Calais : Besson annonce des opérations "coups de poing" contre les filières clandestines

 Le ministre de l'Immigration Eric Besson a annoncé jeudi à Calais plusieurs mesures destinées à lutter contre les filières d'immigrations clandestines, notamment le démantèlement progressif d'ici à la fin de l'année de la "jungle", une zone boisée proche du port qui abrite dans des conditions précaires et insalubres des centaines de migrants espérant rejoindre la Grande-Bretagne.

"Ce sont des territoires livrés à de véritables mafias locales", a-t-il estimé, insistant sur le fait que l'Etat devait "reconquérir ces zones de non-droit". Aussi, "nous démantèlerons la 'jungle' progressivement d'ici à la fin de l'année".
Les migrants qui transitent à Calais vers l'Angleterre se réfugient soit dans les abris de fortune de la "jungle", soit dans des squats de la ville.
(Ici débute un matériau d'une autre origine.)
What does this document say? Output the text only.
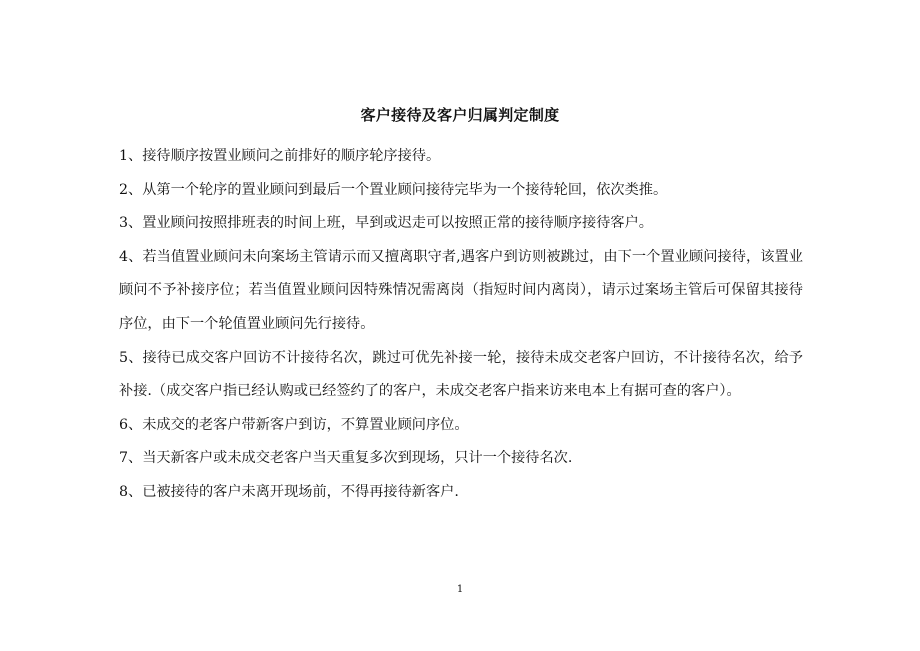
客户接待及客户归属判定制度

1、接待顺序按置业顾问之前排好的顺序轮序接待。

2、从第一个轮序的置业顾问到最后一个置业顾问接待完毕为一个接待轮回，依次类推。

3、置业顾问按照排班表的时间上班，早到或迟走可以按照正常的接待顺序接待客户。

4、若当值置业顾问未向案场主管请示而又擅离职守者,遇客户到访则被跳过，由下一个置业顾问接待，该置业顾问不予补接序位；若当值置业顾问因特殊情况需离岗（指短时间内离岗），请示过案场主管后可保留其接待序位，由下一个轮值置业顾问先行接待。

5、接待已成交客户回访不计接待名次，跳过可优先补接一轮，接待未成交老客户回访，不计接待名次，给予补接.（成交客户指已经认购或已经签约了的客户，未成交老客户指来访来电本上有据可查的客户）。

6、未成交的老客户带新客户到访，不算置业顾问序位。

7、当天新客户或未成交老客户当天重复多次到现场，只计一个接待名次.

8、已被接待的客户未离开现场前，不得再接待新客户.

1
Le ministère reconnaît que le nombre de migrants sur place à Calais a doublé depuis un an, atteignait les 800, un chiffre qui n'a jamais été aussi important depuis la fermeture de Sangatte il y a six ans.
D'autres "jungles" moins importantes ont été identifiées sur le littoral de la Manche et de la Mer du nord autour des ports qui permettent aux migrants de partir clandestinement vers la Grande-Bretagne.
Le ministre compte sur l'envoi à Calais, sept jours par mois, de dix enquêteurs de l'OCRIEST (Office central de répression de l'immigration des étrangers sans titres) spécialisés dans le démantèlement des filières clandestines. Selon Daniel Duboit, directeur central adjoint de la Police aux frontières, 101 filières ont été démantelées en France et 5.000 membres de ces réseaux interpellés en 2008, dont 350 dans le Calaisis.
En revanche, Eric Besson a rejeté toute idée d'ouverture d'un centre d'accueil pour migrants. "Il n'y aura pas de nouveau Sangatte, ni même de mini-Sangatte", a-t-il insisté, estimant que "l'ouverture d'un tel centre appellerait l'arrivée d'un nombre encore plus grand de clandestins et de filières, et ne ferait qu'aggraver la situation humanitaire".
Pour faire face à une situation sanitaire qui se dégrade jour après jour, M. Besson a toutefois annoncé un "schéma humanitaire en six points", comprenant notamment l'ouverture de "centres d'informations", de "soins" et d'"accueil pour personnes fragiles", mais en des points "situés au moins à dix kilomètres de Calais".
Le maire de Calais Natacha Bouchart (UMP) s'est vu promettre par le ministre une enveloppe de huit millions d'euros pour financer le développement local en contrepartie des nuisances subies par la ville par la présence des migrants. "Ces annonces vont contribuer à redonner à la ville un état d'esprit plus serein, en amenant le geste humanitaire tout en supprimant les dispositifs de squat", a-t-elle commenté.
"Dire qu'on va démanteler la 'jungle', je ne peux qu'applaudir", a réagi le directeur général de France Terre d'Asile Pierre Henry, joint par Associated Press, "mais immédiatement derrière, je pose la question des mesures d'accompagnement". Selon lui, les mesures annoncées jeudi ne feront que "déplacer le problème de quelques kilomètres". "Les migrations ne vont pas s'arrêter en provenance d'Afghanistan parce qu'on a décidé de quelques mesures policières", a-t-il ajouté, demandant la mise en oeuvre d'une "politique équilibrée au niveau européen".
"On détruit le seul endroit où 800 jeunes âgés de 15 à 25 ans pouvaient se reposer", a déploré Monique Delannoy, présidente de La Belle Etoile, l'une des principales associations d'aide aux migrants à Calais. "Dans les mois à venir, il risque d'y avoir une montée de la violence non seulement envers la police mais surtout entre les migrants qui vont se battre pour se déloger mutuellement".
Eric Besson a en outre annoncé qu'en juin prochain, un plan complet serait présenté afin d'assurer "l'étanchéité" la plus forte possible du port de Calais et de l'entrée du tunnel sous la Manche. Il a aussi annoncé un renforcement des contrôles autour de la gare du Nord et de la Gare de l'Est, à Paris, ainsi qu'une coopération accrue avec l'Allemagne et l'Italie.
Constatant "le choix fait par nos amis britanniques de ne pas adhérer à la 'zone Schengen' à l'intérieur de laquelle les contrôles aux frontières ont été supprimés", il a estimé que la Grande-Bretagne devait prendre "une part plus grande dans le contrôle de leur frontière."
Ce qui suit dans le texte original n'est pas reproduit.